И тут лицо у него веселеет, пламя рыжих волос буйно разгорается, морщинки у глаз и те смеются.
— Да ты, видать, ничего не знаешь! Часа через два, самое позднее на заре, отправляемся в путь. Форсированным маршем, без всяких остановок, понял? Так что отдохни, пока можно. Завтра к вечеру мы должны дойти до бахчей на городской окраине. Там найдем остальных ребят, набьем животы арбузами, дынями, а потом… Потом и начнется то самое главное испытание, про которое твердит Кирилюк.
Он нежно гладит кисет, потом сердито комкает его.
— Неужто так и не наскребешь махорки на цигарку? Ну, нет так нет. Так вот — дойдем и сразу на дезинфекцию, попаримся в бане, получим новенькое военное обмундирование. Чего рот разинул? Не ослышался — именно во-ен-ное! То-то.
И весело смеется.
— Опять ты за свое, — не выдерживаю я. — Уж каких только обещаний мы от тебя не слышали!
— Ну вот, заныл… Ты же ничего не знаешь! Имеется при нас военный чин? Имеется. Вот он и поведет нас, — доказывает Гриша, размахивая перед моим носом длинной рукой. — Получим новенькое обмундирование… Не все же ходить в этих шмотках, изгрызенных мышами. Да, к слову… Я все хотел спросить, с чего это мыши так ополчились на тебя? Или это были крысы?
Рыжий попал в самую точку. Что тут возразишь? Ведь мыши-то и в самом деле изрешетили мне одежонку. Как-то незадолго до бомбежки довелось мне заночевать в старом омете ржаной соломы…
— А куда подевался Мефодие Туфяк? — спрашиваю я, пытаясь уйти от неприятного разговора.
— А кто его знает! — отвечает Гриша, не называя имени Туфяка и глядя куда-то поверх моей головы. — Одно доподлинно известно: среди убитых и тяжелораненых его нет.
Дело в том, что именно Туфяк возглавил наш отряд, когда Гришу сняли с должности. Правда, они и до того не очень ладили.
Казалось бы, самый подходящий момент спросить про Стефанию, но у меня не хватает решимости.
— Выдадут нам винтовки, парень, а ты как думал… — продолжает мягче Чоб. — Теперь вся страна воюет, это тебе не фунт изюму. И еще пожалуют каждому — все равно, табакур он или некурящий, — по пачке махры на брата. Вот так, мил человек: распишись в получении ружья и айда на фронт! Теперь ты в действующей армии…

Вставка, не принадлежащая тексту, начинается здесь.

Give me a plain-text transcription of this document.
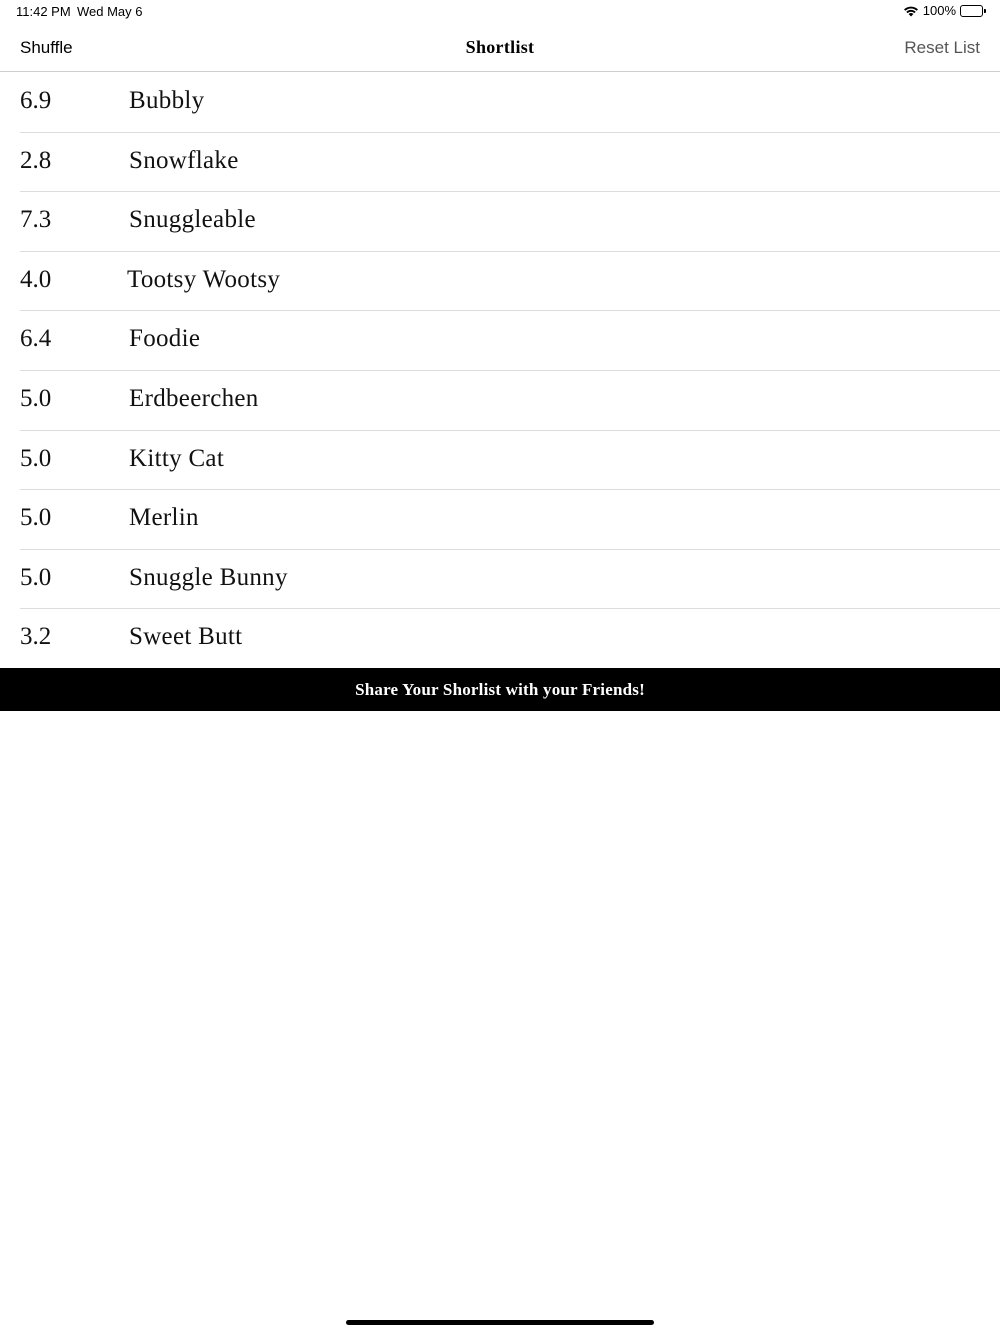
11:42 PM Wed May 6	100%
Shuffle	Shortlist	Reset List
6.9	Bubbly
2.8	Snowflake
7.3	Snuggleable
4.0	Tootsy Wootsy
6.4	Foodie
5.0	Erdbeerchen
5.0	Kitty Cat
5.0	Merlin
5.0	Snuggle Bunny
3.2	Sweet Butt
Share Your Shorlist with your Friends!
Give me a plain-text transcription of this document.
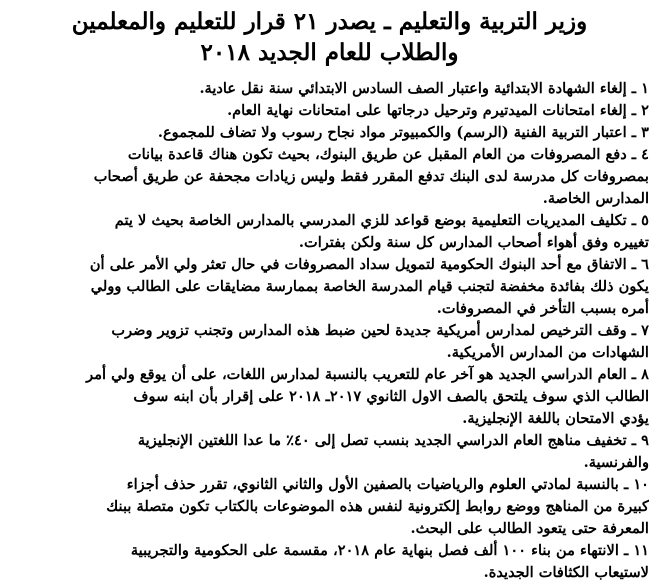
وزير التربية والتعليم ـ يصدر ٢١ قرار للتعليم والمعلمين
والطلاب للعام الجديد ٢٠١٨
١ ـ إلغاء الشهادة الابتدائية واعتبار الصف السادس الابتدائي سنة نقل عادية.
٢ ـ إلغاء امتحانات الميدتيرم وترحيل درجاتها على امتحانات نهاية العام.
٣ ـ اعتبار التربية الفنية (الرسم) والكمبيوتر مواد نجاح رسوب ولا تضاف للمجموع.
٤ ـ دفع المصروفات من العام المقبل عن طريق البنوك، بحيث تكون هناك قاعدة بيانات
بمصروفات كل مدرسة لدى البنك تدفع المقرر فقط وليس زيادات مجحفة عن طريق أصحاب
المدارس الخاصة.
٥ ـ تكليف المديريات التعليمية بوضع قواعد للزي المدرسي بالمدارس الخاصة بحيث لا يتم
تغييره وفق أهواء أصحاب المدارس كل سنة ولكن بفترات.
٦ ـ الاتفاق مع أحد البنوك الحكومية لتمويل سداد المصروفات في حال تعثر ولي الأمر على أن
يكون ذلك بفائدة مخفضة لتجنب قيام المدرسة الخاصة بممارسة مضايقات على الطالب وولي
أمره بسبب التأخر في المصروفات.
٧ ـ وقف الترخيص لمدارس أمريكية جديدة لحين ضبط هذه المدارس وتجنب تزوير وضرب
الشهادات من المدارس الأمريكية.
٨ ـ العام الدراسي الجديد هو آخر عام للتعريب بالنسبة لمدارس اللغات، على أن يوقع ولي أمر
الطالب الذي سوف يلتحق بالصف الاول الثانوي ٢٠١٧ـ ٢٠١٨ على إقرار بأن ابنه سوف
يؤدي الامتحان باللغة الإنجليزية.
٩ ـ تخفيف مناهج العام الدراسي الجديد بنسب تصل إلى ٤٠٪ ما عدا اللغتين الإنجليزية
والفرنسية.
١٠ ـ بالنسبة لمادتي العلوم والرياضيات بالصفين الأول والثاني الثانوي، تقرر حذف أجزاء
كبيرة من المناهج ووضع روابط إلكترونية لنفس هذه الموضوعات بالكتاب تكون متصلة ببنك
المعرفة حتى يتعود الطالب على البحث.
١١ ـ الانتهاء من بناء ١٠٠ ألف فصل بنهاية عام ٢٠١٨، مقسمة على الحكومية والتجريبية
لاستيعاب الكثافات الجديدة.
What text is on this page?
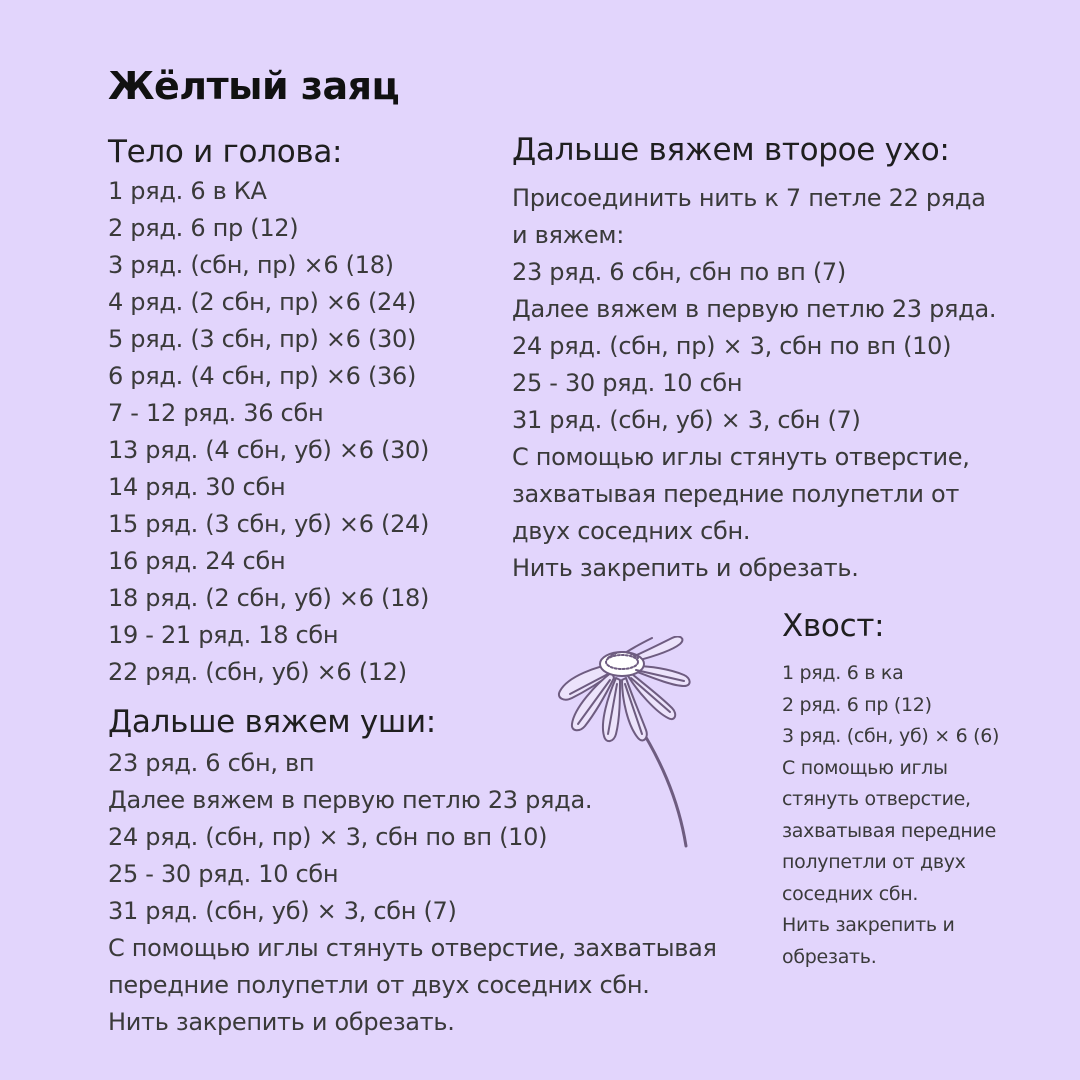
Жёлтый заяц
Тело и голова:
1 ряд. 6 в КА
2 ряд. 6 пр (12)
3 ряд. (сбн, пр) ×6 (18)
4 ряд. (2 сбн, пр) ×6 (24)
5 ряд. (3 сбн, пр) ×6 (30)
6 ряд. (4 сбн, пр) ×6 (36)
7 - 12 ряд. 36 сбн
13 ряд. (4 сбн, уб) ×6 (30)
14 ряд. 30 сбн
15 ряд. (3 сбн, уб) ×6 (24)
16 ряд. 24 сбн
18 ряд. (2 сбн, уб) ×6 (18)
19 - 21 ряд. 18 сбн
22 ряд. (сбн, уб) ×6 (12)
Дальше вяжем уши:
23 ряд. 6 сбн, вп
Далее вяжем в первую петлю 23 ряда.
24 ряд. (сбн, пр) × 3, сбн по вп (10)
25 - 30 ряд. 10 сбн
31 ряд. (сбн, уб) × 3, сбн (7)
С помощью иглы стянуть отверстие, захватывая
передние полупетли от двух соседних сбн.
Нить закрепить и обрезать.
Дальше вяжем второе ухо:
Присоединить нить к 7 петле 22 ряда
и вяжем:
23 ряд. 6 сбн, сбн по вп (7)
Далее вяжем в первую петлю 23 ряда.
24 ряд. (сбн, пр) × 3, сбн по вп (10)
25 - 30 ряд. 10 сбн
31 ряд. (сбн, уб) × 3, сбн (7)
С помощью иглы стянуть отверстие,
захватывая передние полупетли от
двух соседних сбн.
Нить закрепить и обрезать.
Хвост:
1 ряд. 6 в ка
2 ряд. 6 пр (12)
3 ряд. (сбн, уб) × 6 (6)
С помощью иглы
стянуть отверстие,
захватывая передние
полупетли от двух
соседних сбн.
Нить закрепить и
обрезать.
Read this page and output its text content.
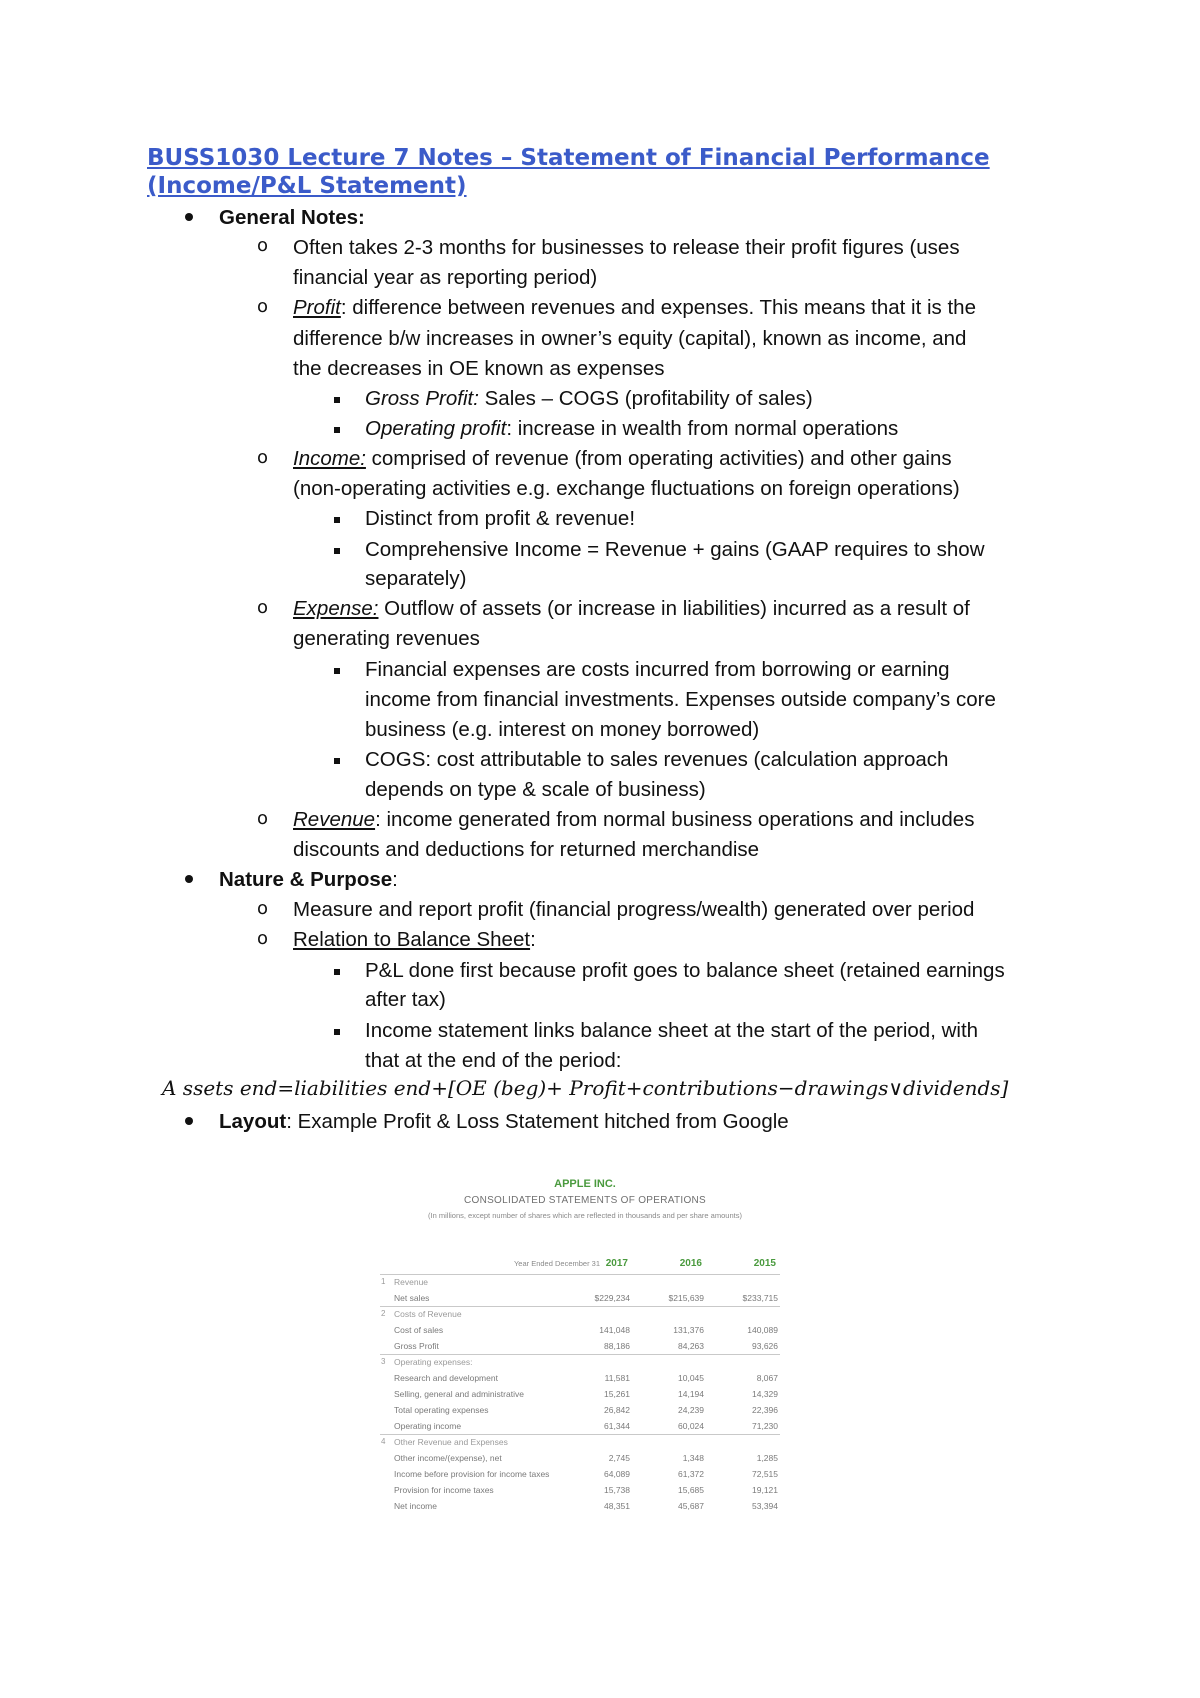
BUSS1030 Lecture 7 Notes – Statement of Financial Performance (Income/P&L Statement)
General Notes:
o Often takes 2-3 months for businesses to release their profit figures (uses
financial year as reporting period)
o Profit: difference between revenues and expenses. This means that it is the
difference b/w increases in owner’s equity (capital), known as income, and
the decreases in OE known as expenses
Gross Profit: Sales – COGS (profitability of sales)
Operating profit: increase in wealth from normal operations
o Income: comprised of revenue (from operating activities) and other gains
(non-operating activities e.g. exchange fluctuations on foreign operations)
Distinct from profit & revenue!
Comprehensive Income = Revenue + gains (GAAP requires to show
separately)
o Expense: Outflow of assets (or increase in liabilities) incurred as a result of
generating revenues
Financial expenses are costs incurred from borrowing or earning
income from financial investments. Expenses outside company’s core
business (e.g. interest on money borrowed)
COGS: cost attributable to sales revenues (calculation approach
depends on type & scale of business)
o Revenue: income generated from normal business operations and includes
discounts and deductions for returned merchandise
Nature & Purpose:
o Measure and report profit (financial progress/wealth) generated over period
o Relation to Balance Sheet:
P&L done first because profit goes to balance sheet (retained earnings
after tax)
Income statement links balance sheet at the start of the period, with
that at the end of the period:
A ssets end=liabilities end+[OE (beg)+ Profit+contributions−drawings∨dividends]
Layout: Example Profit & Loss Statement hitched from Google
APPLE INC.
CONSOLIDATED STATEMENTS OF OPERATIONS
(In millions, except number of shares which are reflected in thousands and per share amounts)
Year Ended December 31 2017	2016	2015
1 Revenue
Net sales	$229,234	$215,639	$233,715
2 Costs of Revenue
Cost of sales	141,048	131,376	140,089
Gross Profit	88,186	84,263	93,626
3 Operating expenses:
Research and development	11,581	10,045	8,067
Selling, general and administrative	15,261	14,194	14,329
Total operating expenses	26,842	24,239	22,396
Operating income	61,344	60,024	71,230
4 Other Revenue and Expenses
Other income/(expense), net	2,745	1,348	1,285
Income before provision for income taxes	64,089	61,372	72,515
Provision for income taxes	15,738	15,685	19,121
Net income	48,351	45,687	53,394
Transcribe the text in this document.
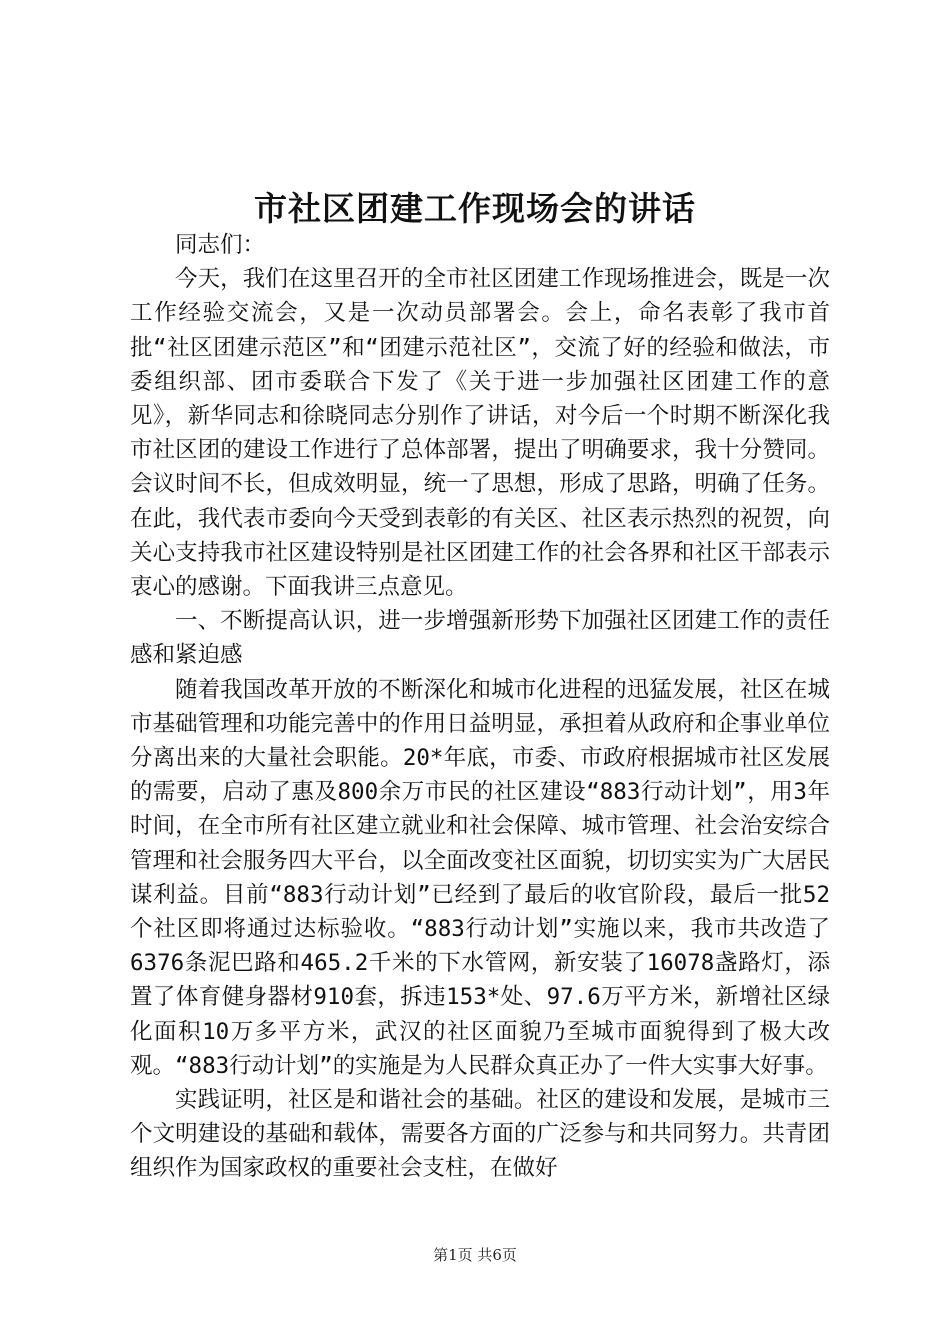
市社区团建工作现场会的讲话

同志们：

今天，我们在这里召开的全市社区团建工作现场推进会，既是一次工作经验交流会，又是一次动员部署会。会上，命名表彰了我市首批“社区团建示范区”和“团建示范社区”，交流了好的经验和做法，市委组织部、团市委联合下发了《关于进一步加强社区团建工作的意见》，新华同志和徐晓同志分别作了讲话，对今后一个时期不断深化我市社区团的建设工作进行了总体部署，提出了明确要求，我十分赞同。会议时间不长，但成效明显，统一了思想，形成了思路，明确了任务。在此，我代表市委向今天受到表彰的有关区、社区表示热烈的祝贺，向关心支持我市社区建设特别是社区团建工作的社会各界和社区干部表示衷心的感谢。下面我讲三点意见。

一、不断提高认识，进一步增强新形势下加强社区团建工作的责任感和紧迫感

随着我国改革开放的不断深化和城市化进程的迅猛发展，社区在城市基础管理和功能完善中的作用日益明显，承担着从政府和企事业单位分离出来的大量社会职能。20*年底，市委、市政府根据城市社区发展的需要，启动了惠及800余万市民的社区建设“883行动计划”，用3年时间，在全市所有社区建立就业和社会保障、城市管理、社会治安综合管理和社会服务四大平台，以全面改变社区面貌，切切实实为广大居民谋利益。目前“883行动计划”已经到了最后的收官阶段，最后一批52个社区即将通过达标验收。“883行动计划”实施以来，我市共改造了6376条泥巴路和465.2千米的下水管网，新安装了16078盏路灯，添置了体育健身器材910套，拆违153*处、97.6万平方米，新增社区绿化面积10万多平方米，武汉的社区面貌乃至城市面貌得到了极大改观。“883行动计划”的实施是为人民群众真正办了一件大实事大好事。

实践证明，社区是和谐社会的基础。社区的建设和发展，是城市三个文明建设的基础和载体，需要各方面的广泛参与和共同努力。共青团组织作为国家政权的重要社会支柱，在做好

第1页 共6页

В этом он весь, земляк мой, Гриша Чоб: вечно голодный, выпрашивает щепотку махорки… Но спит и видит себя в действующей армии, рвется туда, где полыхает война.
— Что-то я не вижу многих. Где они? — спрашиваю я.
— Где они… — повторяет он, словно в забытьи. — Вот именно, где они…
И, не сказав больше ни слова, уходит.
Я смотрю ему вслед. До чего же он сдал с тех пор, как не стало Комана, дружка закадычного. Мог ли кто-нибудь подумать, что Гриша Чоб будет тащиться среди отстающих в хвосте колонны, сгорбленный, худой! И печень у него не ко времени разыгралась, растравленная грубой пищей. И рыжая шевелюра полиняла, померкла… А тут еще отняли у него командование отрядом!